Among models under 30B parameters, Sara ranks second only to Qwen3-14B (74.0%), while being 3.5x smaller.
Why It Matters
The healthcare industry has seen waves of AI adoption, from clinical decision support to ambient documentation. But most solutions stop at recommendation. They surface insights, generate notes, or suggest next steps.
Sara represents a different paradigm: agentic execution. Given a clinical task, Sara is capable of reliable execution through the same FHIR APIs that power modern EHR systems.
This matters for three reasons:
- Time reclaimed. If Sara can automate even a fraction of the billion hours physicians spend annually on administrative tasks, that time returns to direct patient care.
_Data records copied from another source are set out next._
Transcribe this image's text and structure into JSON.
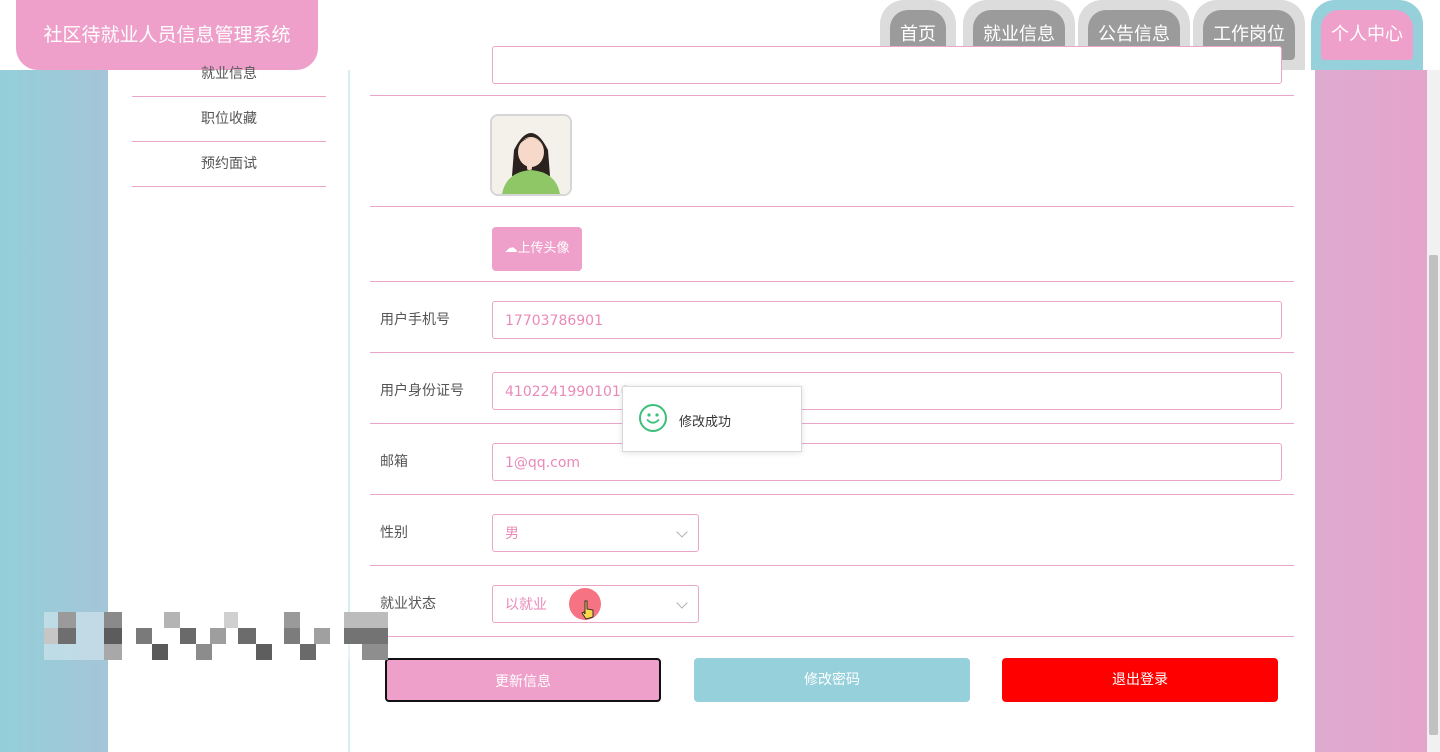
{
  "header": {
    "brand": "社区待就业人员信息管理系统",
    "nav": [
      {
        "label": "首页"
      },
      {
        "label": "就业信息"
      },
      {
        "label": "公告信息"
      },
      {
        "label": "工作岗位"
      },
      {
        "label": "个人中心",
        "active": true
      }
    ]
  },
  "sidebar": {
    "items": [
      {
        "label": "就业信息"
      },
      {
        "label": "职位收藏"
      },
      {
        "label": "预约面试"
      }
    ]
  },
  "form": {
    "upload_label": "上传头像",
    "phone": {
      "label": "用户手机号",
      "value": "17703786901"
    },
    "id_card": {
      "label": "用户身份证号",
      "value": "41022419901010"
    },
    "email": {
      "label": "邮箱",
      "value": "1@qq.com"
    },
    "gender": {
      "label": "性别",
      "value": "男"
    },
    "job_status": {
      "label": "就业状态",
      "value": "以就业"
    }
  },
  "buttons": {
    "update": "更新信息",
    "change_password": "修改密码",
    "logout": "退出登录"
  },
  "toast": {
    "message": "修改成功"
  },
  "colors": {
    "pink": "#ee9fca",
    "teal": "#96d0db",
    "red": "#ff0000",
    "gray_tab": "#9b9b9b"
  }
}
- Reduced burnout. The top driver of physician burnout isn’t patient complexity, it’s paperwork [6]. Agents that handle routine administrative workflows directly address this root cause.
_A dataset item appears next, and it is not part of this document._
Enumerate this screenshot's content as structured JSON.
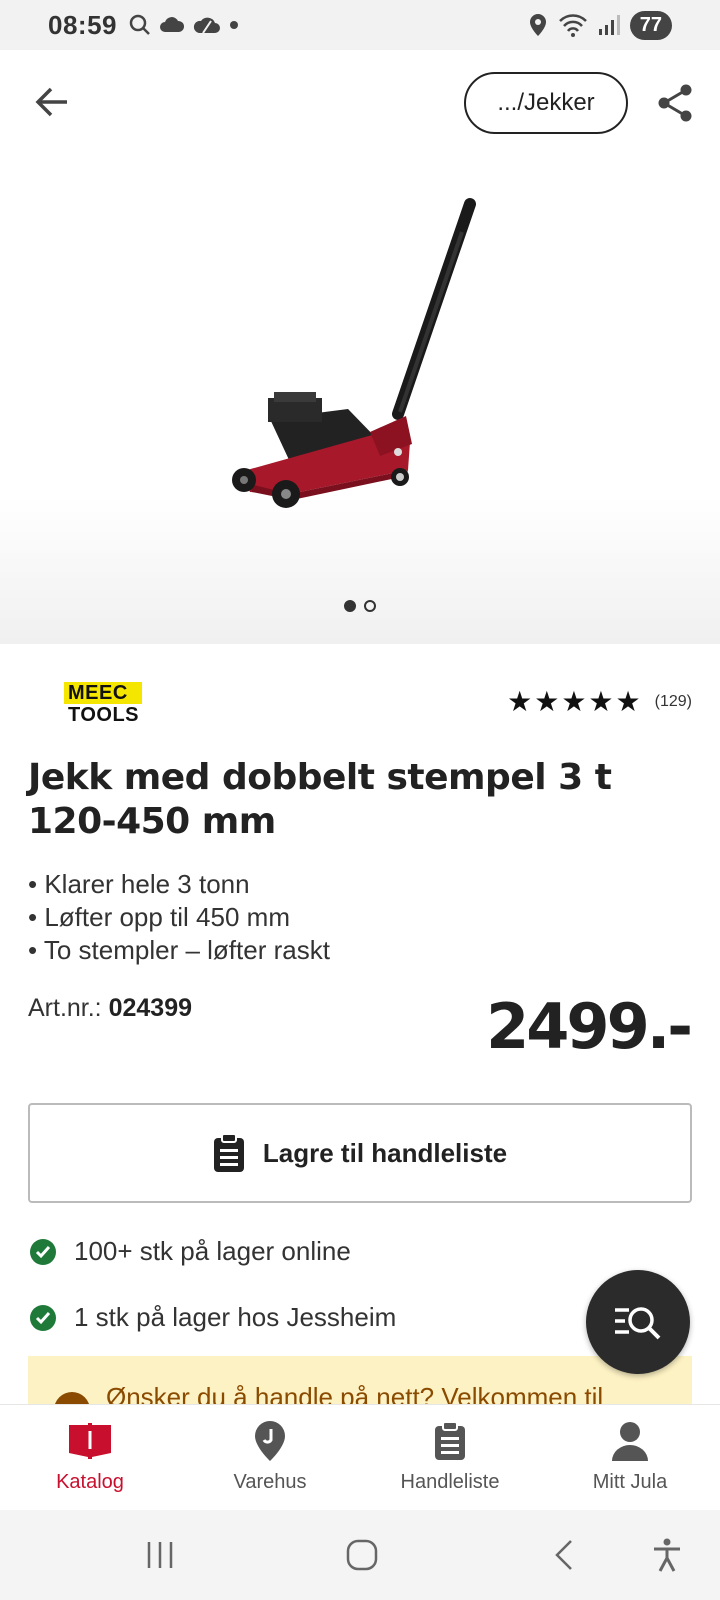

- Deployability. At 4 billion parameters, Sara can run on a single GPU. It doesn’t require massive infrastructure. This makes it cheaper to setup and run compared to alternatives, and viable for resource-constrained clinical environments
Try Sara
Sara is fully open source. The model, dataset, agent code, and benchmarking scripts are all publicly available:
- Model: Nadhari/Sara-1.5-4B-it
- Dataset: Nadhari/MedToolCalling
- Demo: sara.nadhari.ai
- Code: github.com/Alfaxad/Sara
We believe Sara is a step toward agentic healthcare, a future of positive utility from human and AI collaboration, where agents like Sara enable physicians to focus on what matters most: direct patient care.
References
[1] American Medical Association. (2024). Physicians spend 27.2 hours on direct patient care out of 57.8-hour workweek. AMA Physician Practice Benchmark Survey. Link
[2] Sinsky, C. A., et al. (2024). Physicians across all specialties spent 3.4 hours per eight hours of scheduled patient time in the EHR. Journal of General Internal Medicine. Link
[3] American Medical Association. (2024). Burnout costs the U.S. health care system $4.6 billion a year. AMA National Physician Comparison Report. Link
[4] Google Health AI Developer Foundations. (2025). MedGemma: Medical foundation models for developers. Link
[5] Jiang, Y., Black, K. C., Geng, G., Park, D., Zou, J., Ng, A. Y., & Chen, J. H. (2025). MedAgentBench: A Virtual EHR Environment to Benchmark Medical LLM Agents. NEJM AI. Link
[6] Medscape. (2024). Physician Burnout and Depression Report: 62% cite bureaucratic tasks as top contributor to burnout. Link
Disclaimer
This demonstration is for illustrative purposes only and does not represent a finished or approved product. It is not representative of compliance to any regulations or standards for quality, safety or efficacy. Any real-world application would require additional development, training, and adaptation. The experience highlighted in this demo shows Sara’s capability for the displayed task and is intended to help developers and users explore possible applications and inspire further development. Demo data obtained from MedAgentBench’s FHIR server.